Amortizar antes o después de cambiar de banco: ¿qué conviene más en una hipoteca?

Amortizar antes o después de cambiar de banco: ¿qué conviene más en una hipoteca? 1

Para muchos hipotecados, la posibilidad de amortizar anticipadamente su hipoteca es una opción atractiva cuando cuentan con ahorros extra. Pagar una parte del capital pendiente permite reducir la deuda y, por lo tanto, pagar menos intereses a lo largo del tiempo. Sin embargo, cuando se está considerando cambiar de banco para mejorar las condiciones del préstamo, surge la duda: ¿es mejor amortizar antes o después de hacer la subrogación?

No hay una respuesta universal. La decisión dependerá de varios factores, como las penalizaciones por amortización anticipada, la diferencia de condiciones entre la hipoteca actual y la nueva, y los costes asociados al cambio de banco.

Amortizar antes de cambiar de banco: ventajas y desventajas

Una estrategia común es reducir el capital pendiente antes de solicitar la subrogación. Esto puede traer algunas ventajas:

Menos intereses: Al amortizar una parte de la deuda, los intereses se calcularán sobre un saldo más bajo, reduciendo el costo total del préstamo.

Mejor negociación con el nuevo banco: Un menor saldo pendiente puede hacer que las entidades ofrezcan mejores condiciones, ya que el riesgo para ellas es menor.

Sin embargo, también hay que considerar posibles inconvenientes:

Costes de amortización anticipada: Algunos bancos cobran una comisión por amortizar parte del préstamo antes de tiempo, lo que puede hacer que la operación sea menos rentable.

Menos liquidez para otros gastos: Si se utiliza un gran porcentaje del ahorro para amortizar, se puede perder flexibilidad financiera en caso de imprevistos.

Amortizar después del cambio de banco: cuándo conviene

Otra alternativa es hacer la subrogación primero y luego decidir si amortizar o no. Esta opción tiene sus propias ventajas:

Condiciones más favorables: Si el nuevo banco ofrece un tipo de interés más bajo, la amortización posterior será aún más efectiva en la reducción de intereses.

Evitar penalizaciones del banco actual: Algunos bancos imponen comisiones por amortización anticipada, pero el nuevo prestamista podría ofrecer mejores condiciones.

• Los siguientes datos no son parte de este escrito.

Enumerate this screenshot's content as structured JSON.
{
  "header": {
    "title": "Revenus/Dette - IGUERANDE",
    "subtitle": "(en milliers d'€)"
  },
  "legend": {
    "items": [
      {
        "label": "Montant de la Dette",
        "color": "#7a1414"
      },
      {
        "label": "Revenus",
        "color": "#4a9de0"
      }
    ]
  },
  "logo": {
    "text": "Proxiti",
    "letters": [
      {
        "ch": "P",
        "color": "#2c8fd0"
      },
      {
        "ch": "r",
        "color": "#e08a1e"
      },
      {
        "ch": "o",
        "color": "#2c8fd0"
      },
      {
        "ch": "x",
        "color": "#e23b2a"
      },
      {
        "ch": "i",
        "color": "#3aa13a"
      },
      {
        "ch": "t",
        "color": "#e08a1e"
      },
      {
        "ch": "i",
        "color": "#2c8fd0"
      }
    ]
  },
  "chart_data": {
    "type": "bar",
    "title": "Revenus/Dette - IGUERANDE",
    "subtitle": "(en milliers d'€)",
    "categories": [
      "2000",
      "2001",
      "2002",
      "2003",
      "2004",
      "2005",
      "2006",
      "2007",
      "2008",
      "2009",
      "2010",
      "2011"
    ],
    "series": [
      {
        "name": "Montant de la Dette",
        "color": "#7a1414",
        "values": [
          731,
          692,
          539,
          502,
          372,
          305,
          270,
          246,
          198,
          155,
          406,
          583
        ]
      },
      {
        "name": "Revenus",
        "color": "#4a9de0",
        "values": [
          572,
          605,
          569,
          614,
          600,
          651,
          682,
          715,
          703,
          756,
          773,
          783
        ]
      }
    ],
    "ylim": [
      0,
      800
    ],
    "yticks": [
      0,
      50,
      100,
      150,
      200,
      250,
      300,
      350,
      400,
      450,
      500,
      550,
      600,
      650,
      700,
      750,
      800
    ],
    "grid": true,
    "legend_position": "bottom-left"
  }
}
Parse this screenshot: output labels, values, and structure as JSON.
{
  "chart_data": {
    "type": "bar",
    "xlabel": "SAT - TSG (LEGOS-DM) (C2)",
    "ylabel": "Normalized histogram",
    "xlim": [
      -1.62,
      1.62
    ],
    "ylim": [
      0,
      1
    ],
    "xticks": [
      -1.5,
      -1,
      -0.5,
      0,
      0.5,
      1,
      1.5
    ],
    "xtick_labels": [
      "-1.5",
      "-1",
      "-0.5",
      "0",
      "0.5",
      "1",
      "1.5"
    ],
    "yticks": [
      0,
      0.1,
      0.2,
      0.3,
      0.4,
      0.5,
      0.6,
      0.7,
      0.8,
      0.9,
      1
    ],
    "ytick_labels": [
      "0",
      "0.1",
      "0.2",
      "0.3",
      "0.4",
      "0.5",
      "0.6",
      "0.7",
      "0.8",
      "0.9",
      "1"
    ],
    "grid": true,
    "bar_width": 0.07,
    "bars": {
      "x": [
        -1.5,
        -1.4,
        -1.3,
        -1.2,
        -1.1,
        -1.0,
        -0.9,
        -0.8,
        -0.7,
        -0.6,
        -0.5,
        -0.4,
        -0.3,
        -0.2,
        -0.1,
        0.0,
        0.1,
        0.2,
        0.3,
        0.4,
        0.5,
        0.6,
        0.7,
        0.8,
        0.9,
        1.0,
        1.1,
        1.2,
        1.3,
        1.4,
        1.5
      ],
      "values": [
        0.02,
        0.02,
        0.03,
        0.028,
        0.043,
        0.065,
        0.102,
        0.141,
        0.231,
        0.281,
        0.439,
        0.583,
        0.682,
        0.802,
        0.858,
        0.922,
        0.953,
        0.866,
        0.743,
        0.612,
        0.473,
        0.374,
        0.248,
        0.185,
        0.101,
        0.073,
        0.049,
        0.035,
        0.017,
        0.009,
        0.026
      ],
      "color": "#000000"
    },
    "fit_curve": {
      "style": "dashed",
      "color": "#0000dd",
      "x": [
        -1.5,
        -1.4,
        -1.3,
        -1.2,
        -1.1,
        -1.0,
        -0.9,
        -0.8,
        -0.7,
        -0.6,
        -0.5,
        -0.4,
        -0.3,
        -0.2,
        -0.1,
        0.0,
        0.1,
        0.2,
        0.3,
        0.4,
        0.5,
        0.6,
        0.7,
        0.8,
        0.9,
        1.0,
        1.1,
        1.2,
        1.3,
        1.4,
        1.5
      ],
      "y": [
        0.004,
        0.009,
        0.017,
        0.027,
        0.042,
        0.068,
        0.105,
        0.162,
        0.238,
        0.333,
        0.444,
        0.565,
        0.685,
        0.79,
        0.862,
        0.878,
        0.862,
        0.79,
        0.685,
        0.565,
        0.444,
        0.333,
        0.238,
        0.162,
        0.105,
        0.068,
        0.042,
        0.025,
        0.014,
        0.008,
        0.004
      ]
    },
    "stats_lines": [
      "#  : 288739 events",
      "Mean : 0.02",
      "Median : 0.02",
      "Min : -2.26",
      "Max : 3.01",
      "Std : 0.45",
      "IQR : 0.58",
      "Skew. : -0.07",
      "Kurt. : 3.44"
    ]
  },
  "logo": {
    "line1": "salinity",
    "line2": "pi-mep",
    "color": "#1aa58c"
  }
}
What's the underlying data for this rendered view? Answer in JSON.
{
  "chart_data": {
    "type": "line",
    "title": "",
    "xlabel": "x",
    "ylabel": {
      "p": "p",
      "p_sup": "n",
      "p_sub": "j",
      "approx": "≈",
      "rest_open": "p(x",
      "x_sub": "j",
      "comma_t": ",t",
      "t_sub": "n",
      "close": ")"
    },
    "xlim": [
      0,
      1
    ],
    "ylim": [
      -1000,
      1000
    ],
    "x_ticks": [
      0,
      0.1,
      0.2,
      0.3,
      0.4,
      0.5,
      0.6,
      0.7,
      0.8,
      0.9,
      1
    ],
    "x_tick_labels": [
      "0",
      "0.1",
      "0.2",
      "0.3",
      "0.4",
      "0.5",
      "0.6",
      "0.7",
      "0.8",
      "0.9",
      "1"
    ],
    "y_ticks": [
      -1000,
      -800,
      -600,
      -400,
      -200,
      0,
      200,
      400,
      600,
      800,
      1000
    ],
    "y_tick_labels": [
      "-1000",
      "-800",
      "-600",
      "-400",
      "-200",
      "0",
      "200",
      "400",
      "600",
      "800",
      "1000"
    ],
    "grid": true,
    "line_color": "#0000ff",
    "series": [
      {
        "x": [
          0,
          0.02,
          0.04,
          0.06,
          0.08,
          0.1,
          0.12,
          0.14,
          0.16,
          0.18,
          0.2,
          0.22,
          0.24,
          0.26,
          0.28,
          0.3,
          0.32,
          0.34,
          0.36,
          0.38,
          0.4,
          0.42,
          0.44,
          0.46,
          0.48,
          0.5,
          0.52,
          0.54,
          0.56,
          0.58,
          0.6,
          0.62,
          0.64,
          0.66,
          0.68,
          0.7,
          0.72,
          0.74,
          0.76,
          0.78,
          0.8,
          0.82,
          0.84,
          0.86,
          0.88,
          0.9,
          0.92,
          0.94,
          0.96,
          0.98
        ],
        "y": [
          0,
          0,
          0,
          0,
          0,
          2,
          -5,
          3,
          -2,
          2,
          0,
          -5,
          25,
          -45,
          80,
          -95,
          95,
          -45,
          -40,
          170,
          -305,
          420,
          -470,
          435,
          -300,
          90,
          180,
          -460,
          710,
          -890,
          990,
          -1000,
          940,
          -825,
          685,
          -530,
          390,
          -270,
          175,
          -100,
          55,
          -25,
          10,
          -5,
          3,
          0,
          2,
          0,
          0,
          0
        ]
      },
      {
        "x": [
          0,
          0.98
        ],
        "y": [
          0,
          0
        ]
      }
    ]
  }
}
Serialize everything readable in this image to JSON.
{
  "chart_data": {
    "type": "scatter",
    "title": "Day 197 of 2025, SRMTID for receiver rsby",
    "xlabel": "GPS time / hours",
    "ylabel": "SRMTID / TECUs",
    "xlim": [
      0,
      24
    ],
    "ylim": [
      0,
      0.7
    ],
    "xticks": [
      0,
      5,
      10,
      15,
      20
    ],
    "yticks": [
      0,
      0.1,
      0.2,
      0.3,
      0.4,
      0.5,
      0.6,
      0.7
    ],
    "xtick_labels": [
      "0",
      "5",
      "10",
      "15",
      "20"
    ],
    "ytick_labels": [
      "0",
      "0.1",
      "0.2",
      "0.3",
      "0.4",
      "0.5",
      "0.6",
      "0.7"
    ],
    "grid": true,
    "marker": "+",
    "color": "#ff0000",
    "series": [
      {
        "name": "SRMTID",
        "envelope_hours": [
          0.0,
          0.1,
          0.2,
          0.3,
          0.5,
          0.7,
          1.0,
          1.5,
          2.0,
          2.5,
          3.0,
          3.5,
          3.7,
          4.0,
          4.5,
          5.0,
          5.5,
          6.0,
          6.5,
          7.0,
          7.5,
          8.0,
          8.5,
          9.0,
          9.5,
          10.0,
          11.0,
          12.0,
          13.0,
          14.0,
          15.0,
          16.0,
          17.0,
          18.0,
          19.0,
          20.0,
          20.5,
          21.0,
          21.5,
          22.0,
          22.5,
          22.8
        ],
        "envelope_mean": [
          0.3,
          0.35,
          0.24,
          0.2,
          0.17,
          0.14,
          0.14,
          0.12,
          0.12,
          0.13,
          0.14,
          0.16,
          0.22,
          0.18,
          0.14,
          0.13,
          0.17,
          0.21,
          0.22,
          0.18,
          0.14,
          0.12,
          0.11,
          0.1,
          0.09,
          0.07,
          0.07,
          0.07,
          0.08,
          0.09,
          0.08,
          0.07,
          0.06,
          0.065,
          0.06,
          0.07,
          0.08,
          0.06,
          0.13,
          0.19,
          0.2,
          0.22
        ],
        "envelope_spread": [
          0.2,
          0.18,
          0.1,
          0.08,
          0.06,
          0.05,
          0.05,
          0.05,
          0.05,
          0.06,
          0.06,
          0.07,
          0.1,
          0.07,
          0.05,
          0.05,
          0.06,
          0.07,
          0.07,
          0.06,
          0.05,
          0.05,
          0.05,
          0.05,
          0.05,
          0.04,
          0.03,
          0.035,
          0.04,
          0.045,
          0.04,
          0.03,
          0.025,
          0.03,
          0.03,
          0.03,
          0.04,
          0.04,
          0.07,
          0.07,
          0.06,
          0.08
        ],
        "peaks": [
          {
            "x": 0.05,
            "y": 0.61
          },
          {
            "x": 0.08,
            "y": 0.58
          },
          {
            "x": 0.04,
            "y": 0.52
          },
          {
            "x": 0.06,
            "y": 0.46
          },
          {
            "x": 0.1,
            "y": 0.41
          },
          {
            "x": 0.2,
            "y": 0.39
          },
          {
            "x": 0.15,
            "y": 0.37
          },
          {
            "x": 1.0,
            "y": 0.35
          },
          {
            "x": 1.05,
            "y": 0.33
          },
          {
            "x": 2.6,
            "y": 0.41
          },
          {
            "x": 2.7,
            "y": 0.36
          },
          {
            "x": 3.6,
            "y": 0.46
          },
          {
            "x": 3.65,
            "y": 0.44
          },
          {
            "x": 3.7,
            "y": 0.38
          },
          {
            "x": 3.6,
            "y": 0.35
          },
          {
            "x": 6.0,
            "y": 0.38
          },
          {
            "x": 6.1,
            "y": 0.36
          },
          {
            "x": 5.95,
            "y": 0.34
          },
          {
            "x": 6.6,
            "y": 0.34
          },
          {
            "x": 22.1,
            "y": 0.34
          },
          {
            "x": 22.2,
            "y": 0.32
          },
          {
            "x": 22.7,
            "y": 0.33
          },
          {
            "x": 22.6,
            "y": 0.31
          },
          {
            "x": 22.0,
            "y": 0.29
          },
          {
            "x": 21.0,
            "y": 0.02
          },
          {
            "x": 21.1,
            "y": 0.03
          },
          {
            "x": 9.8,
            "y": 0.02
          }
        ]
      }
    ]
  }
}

Pero también hay aspectos a considerar:

Mayor deuda inicial en el nuevo banco: Si no se amortiza antes del cambio, la hipoteca traspasada será por un saldo mayor, lo que podría afectar las condiciones de la nueva hipoteca.

Costes de subrogación: Cambiar de banco implica gastos notariales, de gestoría y posibles comisiones. Si la diferencia de intereses no es significativa, puede que la operación no compense.

¿Cuándo es recomendable amortizar una hipoteca?

Independientemente de si se hace antes o después del cambio de banco, amortizar una hipoteca suele ser una buena opción en los siguientes casos:

Se recibe un dinero extra, por ejemplo, de una herencia o una bonificación laboral.

Los tipos de interés son altos, haciendo que la hipoteca sea costosa en comparación con otras inversiones.

Se busca reducir el plazo del préstamo, lo que permite pagar menos intereses totales.

Se tiene estabilidad financiera, con ingresos estables y un fondo de emergencia suficiente.

Por el contrario, si existen oportunidades de inversión con una rentabilidad superior al interés de la hipoteca, puede ser más beneficioso colocar el dinero en otro activo en lugar de amortizar la deuda.

El análisis previo es clave

Antes de tomar una decisión, es recomendable hacer un cálculo detallado de los costes y beneficios. ¿Cuánto se ahorrará en intereses? ¿Cuánto costará la subrogación? ¿Hay penalizaciones por amortización?

Si la diferencia de intereses entre la hipoteca actual y la nueva no es muy grande, puede que simplemente amortizar parte del préstamo en el banco actual sea la mejor opción, sin necesidad de cambiar de entidad.

Cada caso es único, por lo que la mejor estrategia será aquella que maximice el ahorro sin comprometer la estabilidad financiera del hipotecado.